9. The electronic device of claim 8, wherein the external device further includes a client error verification module, and the client error verification module is configured to, when an error related to an utterance included in the utterance history is identified as a user's intention, classify a category of the utterance included in the utterance history as the utterance success.

10. The electronic device of claim 9, wherein the external device further includes a server error verification module, and the server error verification module is configured to, when an error related to an utterance included in the utterance history is identified as a server error, classify a category of the utterance included in the utterance history as the utterance failure.

11. A non-transitory computer-readable recording medium storing instructions that, when executed by at least one processor of an electronic device individually or collectively, cause the electronic device to perform operations, the operations comprising:

transmitting, through a transceiver of the electronic device, information about a user's utterance history to an external device;

in response to the transmission, obtaining, through the transceiver, from the external device, information about the classified at least one utterance category and at least one representative utterance sentence belonging to the utterance category; and

providing, through a touchscreen display of the electronic device, the information about the obtained utterance category and the representative utterance sentence.

12. The non-transitory computer-readable recording medium of claim 11, wherein the user's utterance history transmitted to the external device is classified into at least one utterance category by at least one error detection module stored in the external device, and wherein the error detection module is generated by being trained based on the user's utterance history and utterance histories of other users.
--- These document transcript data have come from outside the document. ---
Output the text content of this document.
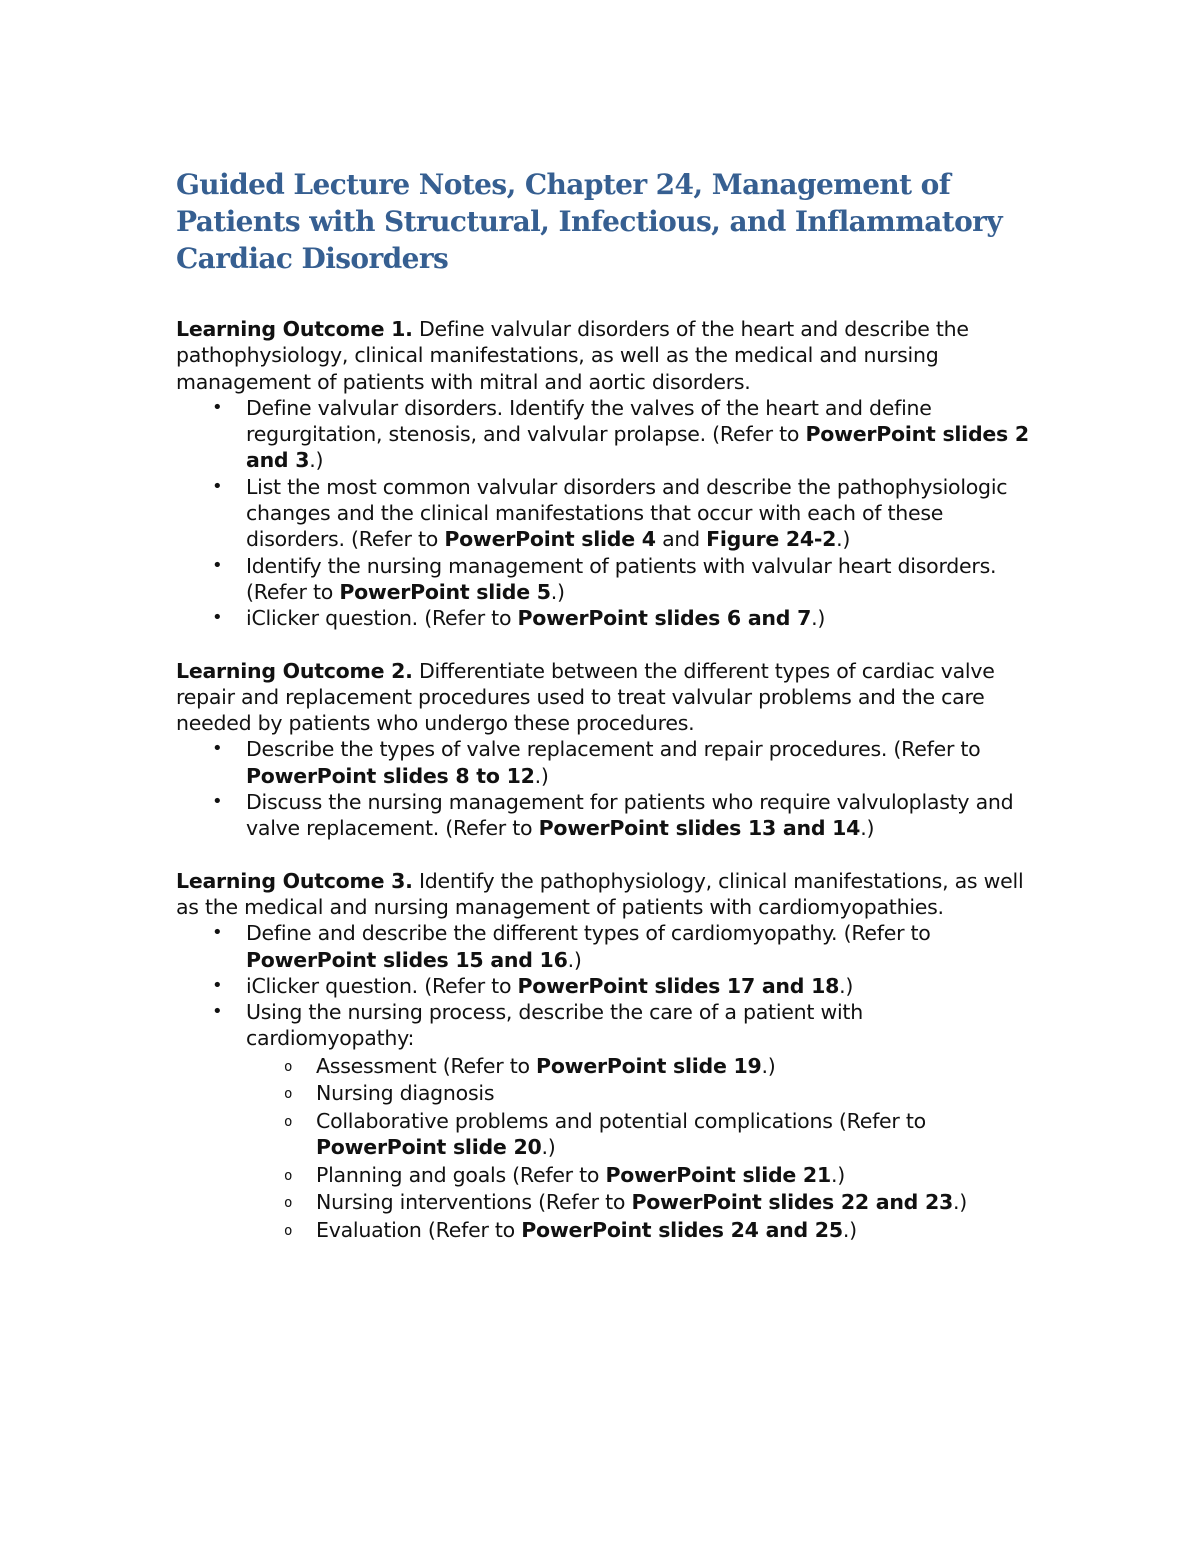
Guided Lecture Notes, Chapter 24, Management of Patients with Structural, Infectious, and Inflammatory Cardiac Disorders

Learning Outcome 1. Define valvular disorders of the heart and describe the pathophysiology, clinical manifestations, as well as the medical and nursing management of patients with mitral and aortic disorders.

• Define valvular disorders. Identify the valves of the heart and define regurgitation, stenosis, and valvular prolapse. (Refer to PowerPoint slides 2 and 3.)
• List the most common valvular disorders and describe the pathophysiologic changes and the clinical manifestations that occur with each of these disorders. (Refer to PowerPoint slide 4 and Figure 24-2.)
• Identify the nursing management of patients with valvular heart disorders. (Refer to PowerPoint slide 5.)
• iClicker question. (Refer to PowerPoint slides 6 and 7.)

Learning Outcome 2. Differentiate between the different types of cardiac valve repair and replacement procedures used to treat valvular problems and the care needed by patients who undergo these procedures.

• Describe the types of valve replacement and repair procedures. (Refer to PowerPoint slides 8 to 12.)
• Discuss the nursing management for patients who require valvuloplasty and valve replacement. (Refer to PowerPoint slides 13 and 14.)

Learning Outcome 3. Identify the pathophysiology, clinical manifestations, as well as the medical and nursing management of patients with cardiomyopathies.

• Define and describe the different types of cardiomyopathy. (Refer to PowerPoint slides 15 and 16.)
• iClicker question. (Refer to PowerPoint slides 17 and 18.)
• Using the nursing process, describe the care of a patient with cardiomyopathy:
o Assessment (Refer to PowerPoint slide 19.)
o Nursing diagnosis
o Collaborative problems and potential complications (Refer to PowerPoint slide 20.)
o Planning and goals (Refer to PowerPoint slide 21.)
o Nursing interventions (Refer to PowerPoint slides 22 and 23.)
o Evaluation (Refer to PowerPoint slides 24 and 25.)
13. The non-transitory computer-readable recording medium of claim 12, wherein the error detection module includes at least one module among an end-to-end error detection module, a slot error detection module, a failure type detection module, or an unsupported utterance detection module.

14. The non-transitory computer-readable recording medium of claim 13, wherein the utterance category includes at least one of utterance success, utterance failure, or unsupported utterance.

15. The non-transitory computer-readable recording medium of claim 14, wherein the external device further includes an integration module configured to integrate results of the error detection module.

16. The non-transitory computer-readable recording medium of claim 15, the operations further comprising:

receiving, from the external device, a message recommending an application capable of performing a task according to the user's utterance.

17. The non-transitory computer-readable recording medium of claim 16, wherein the representative utterance sentence is determined based on a similarity to an utterance included in the utterance history.

18. The non-transitory computer-readable recording medium of claim 17, the operations further comprising:

providing, through the touchscreen display, information about an utterance success rate transmitted from the external device together with the representative utterance sentence.

19. The non-transitory computer-readable recording medium of claim 18, wherein the external device further includes a client error verification module, and the client error verification module is configured to, when an error related to an utterance included in the utterance history is identified as a user's intention, classify a category of the utterance included in the utterance history as the utterance success.

20. The non-transitory computer-readable recording medium of claim 19, wherein the external device further includes a server error verification module, and the server error verification module is configured to, when an error related to an utterance included in the utterance history is identified as a server error, classify a category of the utterance included in the utterance history as the utterance failure.